Discarded food parts that you should be eating
Parts of fruits and vegetables like broccoli leaves and onion skin are often discarded though they contain health benefits — and we can easily include them in our diet, say nutritionists.
Laurence Beeken, food information executive at WeightLossResources.co.uk, shares information about parts of common fruits and vegetables we often discard and the ways we can easily include them in our diet, reports femalefirst.co.uk.
* Onion skin: Onion skin is rich in quercetin, which may reduce blood pressure and prevent clogged arteries. Quercetin (flavonoid) has also displayed considerable anti-inflammatory activity, restraining both the production and release of histamine and other allergic and inflammatory sources, meaning that it may be useful for hay fever sufferers.
There is some evidence that cooking meats with onions may help reduce the amount of carcinogens produced when meat is cooked using high heat methods, such as on the barbeque – just remember to remove the tough onion skin before eating!
How to include it in your diet: Use it when cooking stocks, soups and stews and remove just before serving!
Melon Rind: Melon Rind is rich in citrulline, an amino acid which contributes to the dilation of blood vessels and circulation improvements. It has been used to improve conditions as diverse as sexual dysfunction and sickle cell disease.
How to include it in your diet: Blend the rind with the flesh for a super fresh smoothie.

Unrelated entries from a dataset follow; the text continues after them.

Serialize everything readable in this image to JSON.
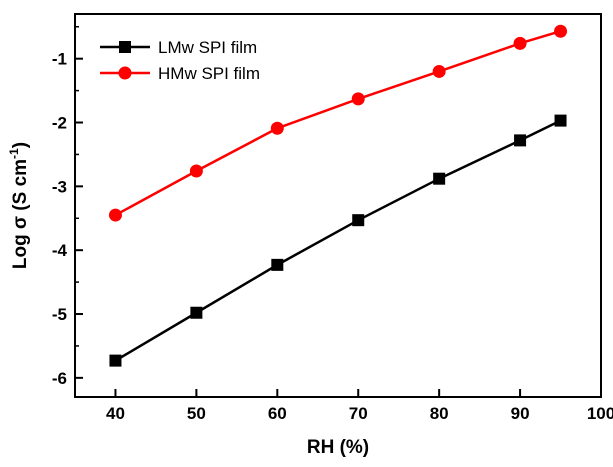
{
  "chart_data": {
    "type": "line",
    "title": "",
    "xlabel": "RH (%)",
    "ylabel_main": "Log σ (S cm",
    "ylabel_sup": "-1",
    "ylabel_close": ")",
    "xlim": [
      35,
      100
    ],
    "ylim": [
      -6.3,
      -0.3
    ],
    "xticks": [
      40,
      50,
      60,
      70,
      80,
      90,
      100
    ],
    "yticks": [
      -6,
      -5,
      -4,
      -3,
      -2,
      -1
    ],
    "grid": false,
    "legend_position": "top-left",
    "x": [
      40,
      50,
      60,
      70,
      80,
      90,
      95
    ],
    "series": [
      {
        "name": "LMw SPI film",
        "color": "#000000",
        "marker": "square",
        "values": [
          -5.73,
          -4.98,
          -4.23,
          -3.53,
          -2.88,
          -2.28,
          -1.97
        ]
      },
      {
        "name": "HMw SPI film",
        "color": "#ff0000",
        "marker": "circle",
        "values": [
          -3.45,
          -2.76,
          -2.09,
          -1.63,
          -1.2,
          -0.76,
          -0.57
        ]
      }
    ]
  }
}
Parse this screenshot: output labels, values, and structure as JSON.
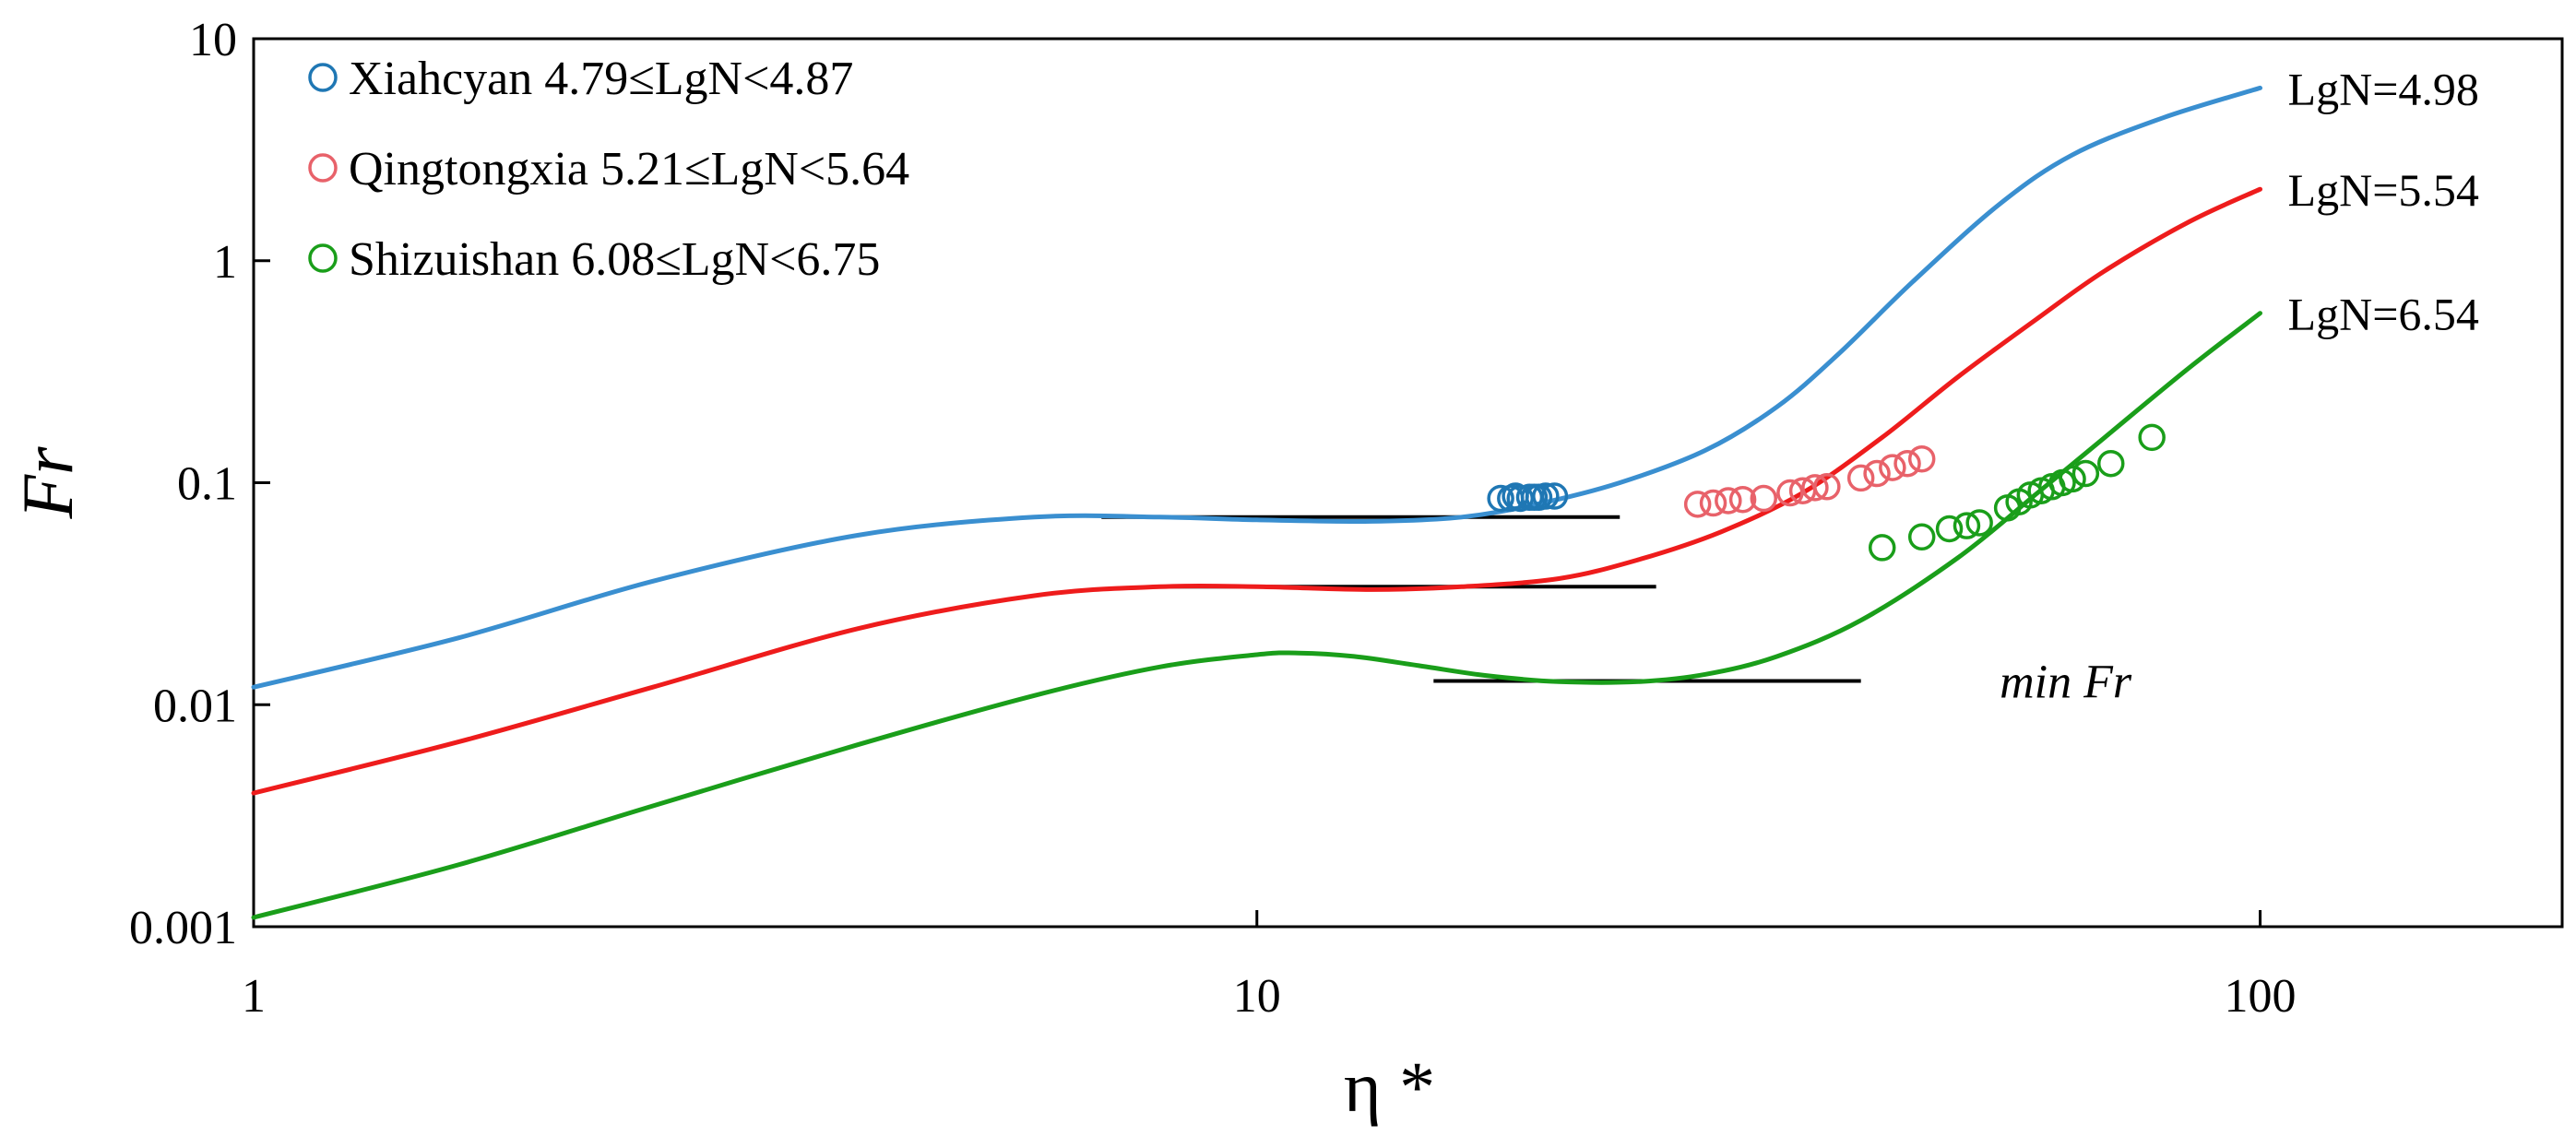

Brocolli Leaves: Broccoli leaves are an excellent source of carotenoids and vitamins A and C — Vitamin A 320 percent; Vitamin C 155 percent
How to include it in your diet: Cook them just as you would cabbage, and while you’re at it, don’t forget that the stems contain a good dose of fibre and when sliced are great for a crunchy snack.
Chard Stems: Packed with glutamine, antioxidants and phenolic compounds the stems are as edible as the leaves.
How to include it in your diet: Steam the stems whole just as you would asparagus.
Orange Peel: Orange peel, probably the best known of all the peels, is a powerhouse of fibre, flavonoids and vitamins. Anecdotal evidence shows that an active chemical in orange peels (d-limonene) helps relieve heartburn and indigestion. The good concentration of vitamin C helps boost the immune system and could help ward off respiratory infections.
In addition, peel extract can be used as an antibacterial cleanser, made into an insect repellent and even a grease busting kitchen cleaner! It has also been used to naturally whiten stained teeth. Pectin and other fibre found in the white layer beneath the skin of the orange can also help curb appetite and suppress hunger for up to 4 hours
How to include it in your diet: Whip up the whole fruit (pith and all), into a delicious smoothie.